The Mahoning Valley continues to be among the top areas in the nation in population loss, according to new estimates provided by the U.S. Census Bureau.

The region that includes Mahoning and Trumbull counties in Ohio and Mercer County in Pennsylvania – referred by the bureau as the Youngstown-Warren-Boardman Metropolitan Statistical Area – lost 2.8 percent of its population between the 2010 census and the July 2015 estimate released Thursday.

That’s among the top 15 Metropolitan Statistical Areas in the U.S. in highest percentage population declines.

MSAs are considered by the bureau to have at least one core urban area of at least 50,000 residents.

The 2010 census had the population of this region at 565,773. It dropped to 549,885 in July 2015. That’s a decline of 15,888 people with the area losing population every year.

The bureau provides annual population estimates using birth and death records and migration data. That can sometimes lead to inaccurate counts, and the bureau has updated records from previous years.

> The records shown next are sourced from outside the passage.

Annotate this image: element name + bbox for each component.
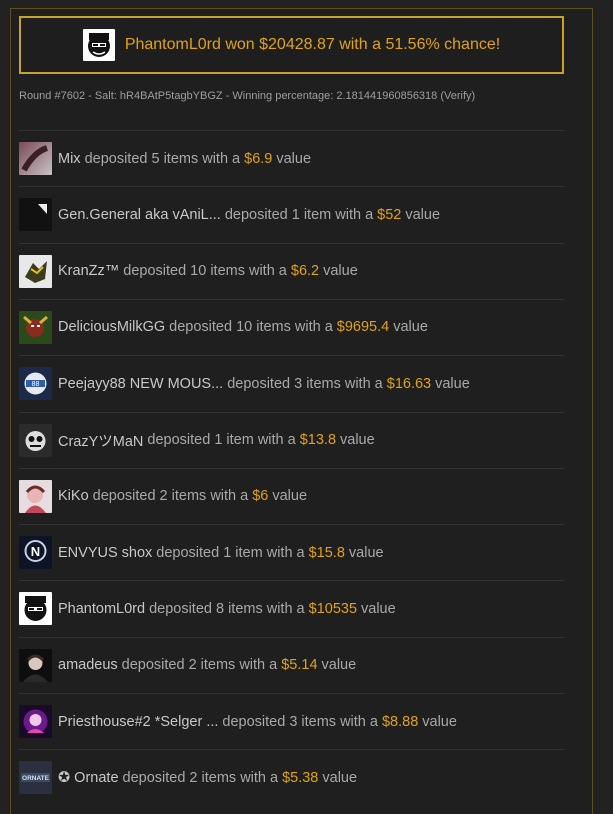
deposit-value: $13.8 xyxy=(299,432,337,448)
deposit-value-suffix: value xyxy=(422,713,457,730)
depositor-name[interactable]: Peejayy88 NEW MOUS... xyxy=(58,376,223,392)
avatar-mix-icon[interactable] xyxy=(19,142,52,175)
deposit-value-suffix: value xyxy=(435,375,470,392)
deposit-value: $15.8 xyxy=(308,544,345,561)
deposit-description: deposited 8 items with a xyxy=(149,600,305,617)
deposit-value: $5.38 xyxy=(282,769,319,786)
verify-link[interactable]: (Verify) xyxy=(440,90,475,102)
depositor-name[interactable]: Priesthouse#2 *Selger ... xyxy=(58,714,218,730)
svg-text:88: 88 xyxy=(32,381,40,388)
winner-avatar[interactable] xyxy=(82,29,115,61)
avatar-deliciousmilkgg-icon[interactable] xyxy=(19,310,52,344)
avatar-ornate-icon[interactable]: ORNATE xyxy=(19,761,52,795)
deposit-row: N ENVYUS shox deposited 1 item with a $15.8… xyxy=(19,524,564,580)
avatar-amadeus-icon[interactable] xyxy=(19,648,52,682)
deposit-value: $6.9 xyxy=(244,150,273,167)
deposit-value-suffix: value xyxy=(348,544,384,561)
deposit-description: deposited 3 items with a xyxy=(227,375,383,392)
depositor-name[interactable]: Gen.General aka vAniL... xyxy=(58,207,221,223)
winner-text: PhantomL0rd won $20428.87 with a 51.56% … xyxy=(124,36,501,53)
deposit-value: $16.63 xyxy=(386,375,432,392)
deposit-value: $10535 xyxy=(308,600,358,617)
deposit-description: deposited 2 items with a xyxy=(122,769,279,786)
deposit-row: KiKo deposited 2 items with a $6 value xyxy=(19,467,564,524)
depositor-name[interactable]: CrazYツMaN xyxy=(58,430,143,451)
deposit-value-suffix: value xyxy=(276,150,312,167)
deposit-value: $5.14 xyxy=(281,657,318,674)
depositor-name[interactable]: ENVYUS shox xyxy=(58,545,152,561)
round-info: Round #7602 - Salt: hR4BAtP5tagbYBGZ - W… xyxy=(19,90,564,102)
deposit-value-suffix: value xyxy=(361,600,396,617)
deposit-value-suffix: value xyxy=(272,488,308,505)
deposit-row: PhantomL0rd deposited 8 items with a $1053… xyxy=(19,580,564,636)
deposit-value-suffix: value xyxy=(393,319,428,336)
depositor-name[interactable]: DeliciousMilkGG xyxy=(58,319,165,335)
deposit-row: Priesthouse#2 *Selger ... deposited 3 ite… xyxy=(19,693,564,749)
depositor-name[interactable]: PhantomL0rd xyxy=(58,601,145,617)
deposit-description: deposited 10 items with a xyxy=(123,263,287,280)
deposit-description: deposited 1 item with a xyxy=(224,206,374,223)
avatar-crazyman-icon[interactable] xyxy=(19,423,52,457)
depositor-name[interactable]: amadeus xyxy=(58,657,118,673)
deposit-row: Mix deposited 5 items with a $6.9 value xyxy=(19,130,564,186)
depositor-name[interactable]: ✪ Ornate xyxy=(58,770,119,786)
deposit-value-suffix: value xyxy=(340,432,375,448)
deposit-description: deposited 2 items with a xyxy=(121,657,278,674)
deposit-value: $9695.4 xyxy=(336,319,390,336)
avatar-priesthouse-icon[interactable] xyxy=(19,705,52,738)
deposit-value-suffix: value xyxy=(321,657,357,674)
deposit-row: CrazYツMaN deposited 1 item with a $13.8 val… xyxy=(19,411,564,468)
depositor-name[interactable]: Mix xyxy=(58,151,81,167)
deposit-description: deposited 1 item with a xyxy=(147,432,296,448)
deposit-row: KranZz™ deposited 10 items with a $6.2 valu… xyxy=(19,242,564,299)
round-info-text: Round #7602 - Salt: hR4BAtP5tagbYBGZ - W… xyxy=(19,90,438,102)
deposit-row: amadeus deposited 2 items with a $5.14 valu… xyxy=(19,636,564,693)
deposit-description: deposited 1 item with a xyxy=(156,544,305,561)
deposit-value: $8.88 xyxy=(381,713,419,730)
deposit-description: deposited 3 items with a xyxy=(222,713,378,730)
deposit-value-suffix: value xyxy=(405,206,441,223)
avatar-envyus-icon[interactable]: N xyxy=(19,536,52,570)
depositor-name[interactable]: KiKo xyxy=(58,488,89,504)
depositor-name[interactable]: KranZz™ xyxy=(58,263,119,279)
deposit-row: ORNATE ✪ Ornate deposited 2 items with a $5… xyxy=(19,749,564,805)
deposit-description: deposited 10 items with a xyxy=(169,319,333,336)
svg-text:ORNATE: ORNATE xyxy=(22,775,50,782)
avatar-kranzz-icon[interactable] xyxy=(19,254,52,288)
deposit-value: $52 xyxy=(377,206,402,223)
avatar-gen-general-icon[interactable] xyxy=(19,198,52,232)
avatar-phantoml0rd-icon[interactable] xyxy=(19,592,52,626)
deposit-value: $6 xyxy=(252,488,269,505)
svg-text:N: N xyxy=(31,544,40,559)
winner-banner: PhantomL0rd won $20428.87 with a 51.56% … xyxy=(19,16,564,74)
deposit-row: DeliciousMilkGG deposited 10 items with a… xyxy=(19,298,564,355)
deposit-description: deposited 2 items with a xyxy=(92,488,249,505)
deposit-row: 88 Peejayy88 NEW MOUS... deposited 3 items… xyxy=(19,355,564,411)
deposit-value-suffix: value xyxy=(323,263,358,280)
deposit-description: deposited 5 items with a xyxy=(84,150,241,167)
deposit-value-suffix: value xyxy=(322,769,358,786)
deposit-value: $6.2 xyxy=(290,263,320,280)
avatar-kiko-icon[interactable] xyxy=(19,479,52,513)
avatar-peejayy88-icon[interactable]: 88 xyxy=(19,367,52,401)
deposit-row: Gen.General aka vAniL... deposited 1 item… xyxy=(19,186,564,242)
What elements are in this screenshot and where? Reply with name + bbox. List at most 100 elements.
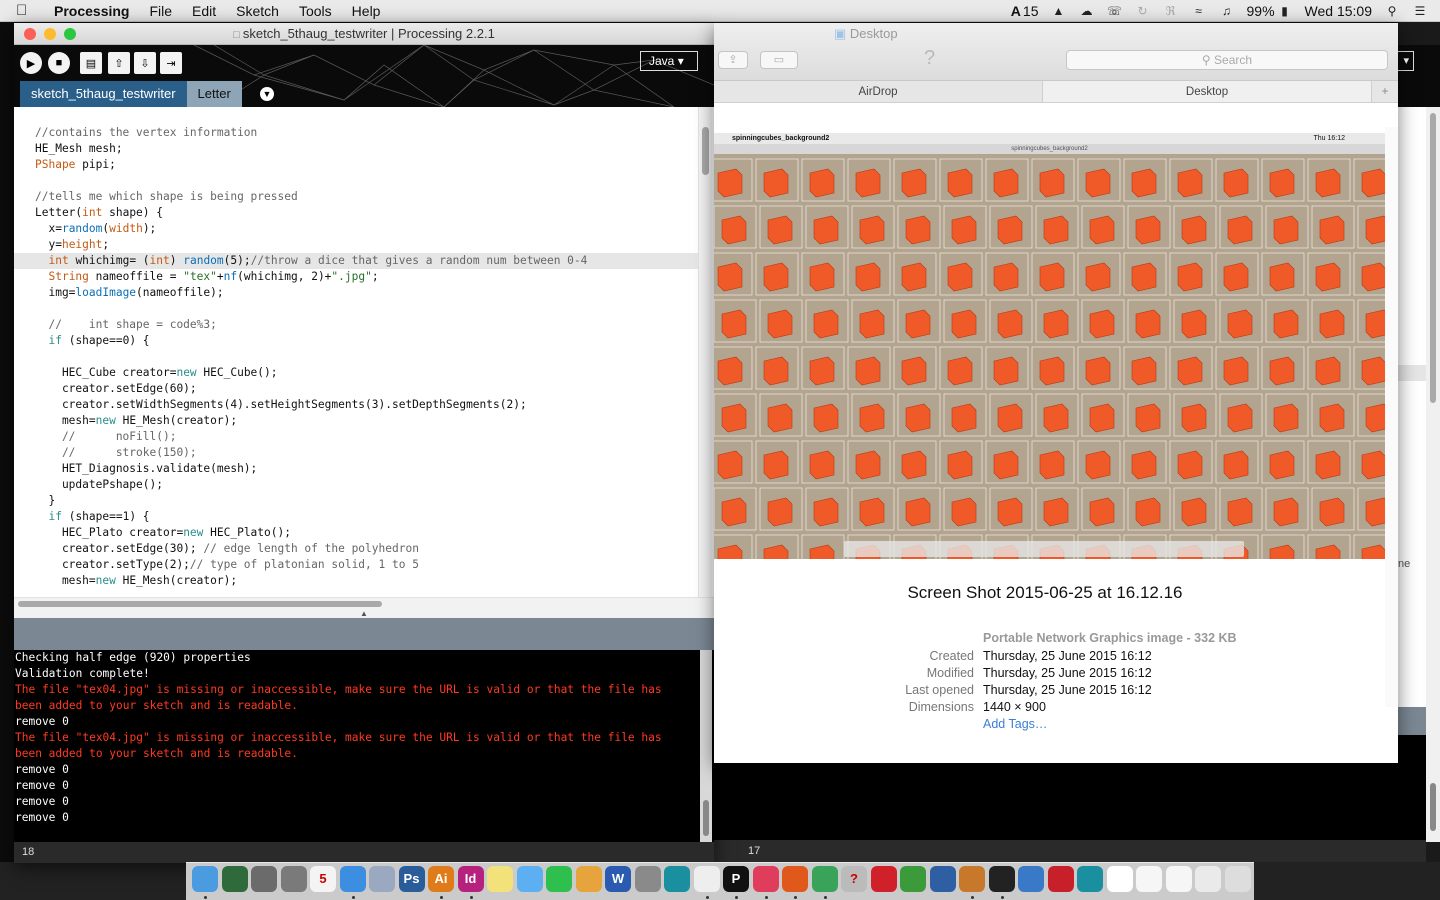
document-icon-2[interactable] xyxy=(1165,866,1192,892)
illustrator-icon[interactable]: Ai xyxy=(428,866,454,892)
new-tab-button[interactable]: + xyxy=(1372,81,1398,102)
mail-doc-icon[interactable] xyxy=(1195,866,1221,892)
editor-horizontal-scrollbar[interactable] xyxy=(14,597,714,609)
processing-icon[interactable]: P xyxy=(723,866,749,892)
terminal-icon[interactable] xyxy=(988,866,1015,892)
second-mode-dropdown[interactable]: ▾ xyxy=(1398,51,1414,71)
code-line[interactable] xyxy=(14,173,698,189)
menu-sketch[interactable]: Sketch xyxy=(236,3,279,19)
code-line[interactable]: creator.setEdge(60); xyxy=(14,381,698,397)
code-line[interactable]: y=height; xyxy=(14,237,698,253)
clock[interactable]: Wed 15:09 xyxy=(1305,3,1372,19)
minimize-button[interactable] xyxy=(44,28,56,40)
finder-icon[interactable] xyxy=(192,866,218,892)
launchpad-icon[interactable] xyxy=(251,866,277,892)
mamp-icon[interactable] xyxy=(870,866,897,892)
finder-titlebar[interactable]: ▣ Desktop ⇪ ▭ ? ⚲ Search xyxy=(714,23,1398,81)
code-line[interactable]: PShape pipi; xyxy=(14,157,698,173)
run-button[interactable]: ▶ xyxy=(20,52,42,74)
tab-airdrop[interactable]: AirDrop xyxy=(714,81,1043,102)
code-line[interactable]: int whichimg= (int) random(5);//throw a … xyxy=(14,253,698,269)
scroll-thumb[interactable] xyxy=(702,127,709,175)
firefox-icon[interactable] xyxy=(782,866,808,892)
code-line[interactable]: //contains the vertex information xyxy=(14,125,698,141)
code-line[interactable]: mesh=new HE_Mesh(creator); xyxy=(14,413,698,429)
arduino-icon-2[interactable] xyxy=(1077,866,1103,892)
sync-icon[interactable]: ☁ xyxy=(1079,4,1095,18)
calendar-icon[interactable]: 5 xyxy=(310,866,336,892)
code-line[interactable]: HEC_Cube creator=new HEC_Cube(); xyxy=(14,365,698,381)
arduino-icon[interactable] xyxy=(664,866,690,892)
tab-letter[interactable]: Letter xyxy=(186,81,242,107)
second-processing-scrollbar[interactable] xyxy=(1426,107,1440,842)
code-lines[interactable]: //contains the vertex information HE_Mesh… xyxy=(14,125,698,589)
chrome-icon[interactable] xyxy=(811,866,838,892)
share-button[interactable]: ⇪ xyxy=(718,51,748,69)
close-button[interactable] xyxy=(24,28,36,40)
image-preview[interactable]: spinningcubes_background2 Thu 16:12 spinn… xyxy=(714,133,1385,559)
volume-icon[interactable]: ♫ xyxy=(1219,4,1235,18)
open-sketch-button[interactable]: ⇧ xyxy=(108,52,130,74)
new-sketch-button[interactable]: ▤ xyxy=(80,52,102,74)
zoom-button[interactable] xyxy=(64,28,76,40)
save-sketch-button[interactable]: ⇩ xyxy=(134,52,156,74)
code-line[interactable]: // int shape = code%3; xyxy=(14,317,698,333)
phone-icon[interactable]: ☏ xyxy=(1107,4,1123,18)
code-editor[interactable]: //contains the vertex information HE_Mesh… xyxy=(14,107,714,597)
help-icon[interactable]: ? xyxy=(841,866,867,892)
itunes-icon[interactable] xyxy=(752,866,779,892)
word-icon[interactable]: W xyxy=(605,866,631,892)
code-line[interactable]: Letter(int shape) { xyxy=(14,205,698,221)
fiji-icon[interactable] xyxy=(900,866,926,892)
editor-vertical-scrollbar[interactable] xyxy=(698,107,712,597)
add-tags-link[interactable]: Add Tags… xyxy=(983,717,1047,731)
vmware-icon[interactable] xyxy=(634,866,661,892)
tag-button[interactable]: ▭ xyxy=(760,51,798,69)
system-preferences-icon[interactable] xyxy=(280,866,307,892)
code-line[interactable]: if (shape==0) { xyxy=(14,333,698,349)
time-machine-icon[interactable]: ↻ xyxy=(1135,4,1151,18)
finder-scrollbar[interactable] xyxy=(1385,127,1398,707)
photoshop-icon[interactable]: Ps xyxy=(398,866,425,892)
split-divider-handle[interactable]: ▲ xyxy=(14,609,714,618)
messages-icon[interactable] xyxy=(516,866,543,892)
battery-percent[interactable]: 99% xyxy=(1247,3,1275,19)
mail-icon[interactable] xyxy=(369,866,395,892)
apple-menu-icon[interactable]:  xyxy=(16,2,40,19)
notes-icon[interactable] xyxy=(487,866,513,892)
virtualbox-icon[interactable] xyxy=(929,866,956,892)
facetime-icon[interactable] xyxy=(546,866,572,892)
drive-icon[interactable]: ▲ xyxy=(1051,4,1067,18)
stop-button[interactable]: ■ xyxy=(48,52,70,74)
code-line[interactable]: creator.setEdge(30); // edge length of t… xyxy=(14,541,698,557)
code-line[interactable]: } xyxy=(14,493,698,509)
menu-edit[interactable]: Edit xyxy=(192,3,216,19)
safari-icon[interactable] xyxy=(339,866,366,892)
battery-icon[interactable]: ▮ xyxy=(1277,4,1293,18)
console-output[interactable]: Checking half edge (920) properties Valid… xyxy=(14,650,714,842)
code-line[interactable]: HE_Mesh mesh; xyxy=(14,141,698,157)
tab-sketch-main[interactable]: sketch_5thaug_testwriter xyxy=(20,81,187,107)
code-line[interactable]: mesh=new HE_Mesh(creator); xyxy=(14,573,698,589)
document-icon[interactable] xyxy=(1136,866,1162,892)
code-line[interactable]: String nameoffile = "tex"+nf(whichimg, 2… xyxy=(14,269,698,285)
code-line[interactable]: x=random(width); xyxy=(14,221,698,237)
menu-file[interactable]: File xyxy=(149,3,172,19)
bluetooth-icon[interactable]: ℜ xyxy=(1163,4,1179,18)
scroll-thumb[interactable] xyxy=(703,800,709,836)
spotlight-icon[interactable]: ⚲ xyxy=(1384,4,1400,18)
tab-menu-icon[interactable]: ▼ xyxy=(260,87,274,101)
code-line[interactable]: img=loadImage(nameoffile); xyxy=(14,285,698,301)
menu-tools[interactable]: Tools xyxy=(299,3,332,19)
code-line[interactable]: //tells me which shape is being pressed xyxy=(14,189,698,205)
code-line[interactable]: updatePshape(); xyxy=(14,477,698,493)
app-menu[interactable]: Processing xyxy=(54,3,129,19)
code-line[interactable]: creator.setWidthSegments(4).setHeightSeg… xyxy=(14,397,698,413)
trash-icon[interactable] xyxy=(1224,866,1251,892)
processing-titlebar[interactable]: □ sketch_5thaug_testwriter | Processing … xyxy=(14,23,714,45)
wifi-icon[interactable]: ≈ xyxy=(1191,4,1207,18)
mode-dropdown[interactable]: Java ▾ xyxy=(640,51,698,71)
help-icon[interactable]: ? xyxy=(924,47,935,70)
indesign-icon[interactable]: Id xyxy=(457,866,484,892)
textedit-icon[interactable] xyxy=(693,866,720,892)
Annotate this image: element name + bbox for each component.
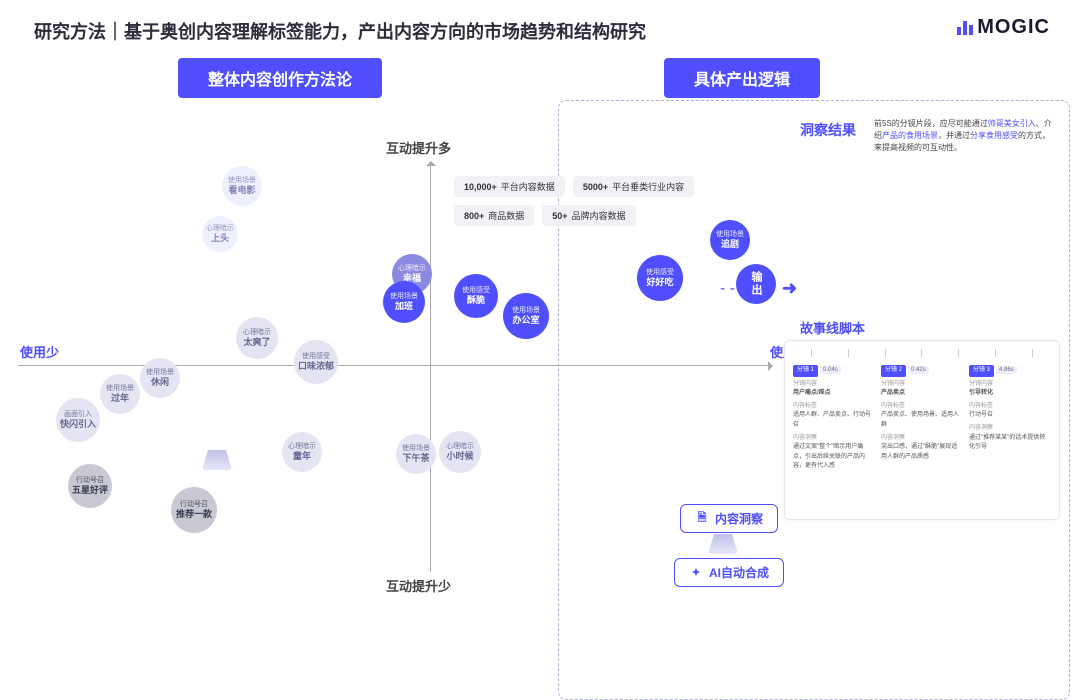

The bureau also provided population estimates for counties Thursday.

Trumbull County’s population declined from 210,312 in the 2010 census to 203,751 in the 2015 estimate. That 3.1 percent decline is among the top five highest of Ohio’s 88 counties.

Mahoning County’s 2.9 percent decline between the 2010 census and the 2015 estimate wasn’t too far behind. The county saw its population drop from 238,823 in the 2010 census to 231,900 in the 2015 estimate provided by the bureau.

The population of Columbiana County – not included in the Youngstown-Warren-Boardman MSA – declined by 2.8 percent from 107,841 in the 2010 census to 104,806 in the 2015 estimate.

The Ohio county with the largest percentage population decline between 2010 and 2015 is Crawford in the north-central portion of the state. Its population declined by 3.4 percent.

Ohio’s overall population increased by 0.7 percent from 11,536,504 in the 2010 census to 11,613,423 in the 2015 estimate.

Mercer County saw a 2.1 percent decline from 116,638 in the 2010 census to 114,234 in the 2015 estimate.

Elsewhere, The Villages, the retirement community in central Florida famous for its souped-up golf carts once again was the nation’s fastest-growing metro area, according to bureau figures.

It was the third year in a row the community of 119,000 residents had gotten the title of “fastest-growing” with a growth rate of 4.3 percent from July 2014 to July 2015.

“It’s exciting to hear we are No. 1 again,” said Sue Kelly, executive director of the Lady Lake Chamber Commerce in adjacent Lady Lake, Fla.

Most of the growth came from retirees moving to the community located northwest of Orlando, and 99 percent of the migration was from people who already live in the United States, according to the census figures.

Two other Florida metro areas were among the 10 fastest-growing cities in the U.S. in the past year. Cape Coral-Fort Myers had a growth rate of 3.3 percent, and Punta Gorda grew by 2.8 percent.